The Interactive World of 'Return to Foreverhouse' | KCET
The Interactive World of 'Return to Foreverhouse'
Foreverhouse was a children's TV show from some indeterminate period of the past, but it was more than that -- it was home to a vivacious cast of strange entities and garrulous characters. At some point, the human audience went away, and Foreverhouse shriveled up, the characters locked in stasis.
Thus is the backstory behind Patrick Michael Ballard's "Return to Foreverhouse," an interactive performance that is a cross-stitch of the puzzle-solving video game "Myst," the psychedelic kids show "H.R. Pufnstuf," a ropes course, Jim Henson's otherworldly movie "The Dark Crystal," and murder mystery dinner theater.
Gathering outside Echo Park art space Machine Project, which has ominously blacked out its windows, a group of six audience members enters the room, but not before a caution that "the fire extinguisher is real, don't throw anything, and don't mess with the light fixtures. The first room will be dark, just wait in the middle, and you will receive further instructions."
These forewarnings would all become clear after passing through a dark room where you meet Sentry, a Sweetums-meets-Samuel-Beckett's-"Not-I" disembodied mouth, who tells you about the "perils that lie ahead." Namely, that you'll be locked together inside of Foreverhouse for the duration of the performance, but not before an emo dude named Elmer takes your "talismans" (cell phones).
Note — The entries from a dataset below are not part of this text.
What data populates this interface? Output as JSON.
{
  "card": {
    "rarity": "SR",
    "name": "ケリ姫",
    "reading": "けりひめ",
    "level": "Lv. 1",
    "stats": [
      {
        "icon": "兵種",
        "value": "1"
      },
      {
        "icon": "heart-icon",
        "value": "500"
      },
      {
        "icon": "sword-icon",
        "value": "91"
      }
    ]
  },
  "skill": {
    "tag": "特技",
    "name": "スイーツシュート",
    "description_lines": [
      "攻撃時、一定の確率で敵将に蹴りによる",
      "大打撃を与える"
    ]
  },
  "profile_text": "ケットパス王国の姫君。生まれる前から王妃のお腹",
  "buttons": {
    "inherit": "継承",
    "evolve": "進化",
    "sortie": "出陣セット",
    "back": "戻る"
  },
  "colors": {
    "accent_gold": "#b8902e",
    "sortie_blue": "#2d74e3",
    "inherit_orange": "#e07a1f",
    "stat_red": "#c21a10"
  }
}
There are traces of the former world left inside, and the group of six has to work together to solve puzzles (unlocking something called the "Grimlock," helping a blind goblin retrieve his favorite teacup, and playing a "symbolophone" for a red-headed monster in the wall). A final hilarious finale takes the form of a tea ceremony.
The idea of the cracked artistic take on the children's syndicated variety show has been explored before -- Alex Bag's 2009 Whitney Museum installation "The Patchwork Family" comes to mind -- but Ballard's "Return to Foreverhouse" plays out like "Survivor: Magic Mushroom Edition." The audience is thrust into a situation where they must interact, search for clues, and play nicely together.
It's part of a recent spate of relational artworks in Los Angeles, the most recent example being "Hopscotch," Yuval Sharon's "mobile opera" that took place in a series of limousines, and asked audience members to participate by acting as cinematographers. Artist-constructed social experiences are nothing new, but the way that artists are dealing with the idea of how to make a space cooperative, and to foster communication with the art, is always shifting.
But possibly the most impressive aspect of "Return to Foreverhouse" is the realization that Ballard is running around the already ambitiously designed set, playing sometimes three characters at once -- the characters are often sealed in the "darkness of backstage," unseen to the audience, where Ballard gives life to the characters that surround the set. It's an Eddie Murphy-esque performance that is nothing short of brilliant.
At the end of "Return to Foreverhouse," Ballard reveals that by solving the puzzles and unlocking the gate, the human audience has freed the souls of Foreverhouse and restored the lifeblood. A reunion performance is scheduled for the near future. Or as Ballard puts it, we will "return to our regularly scheduled show."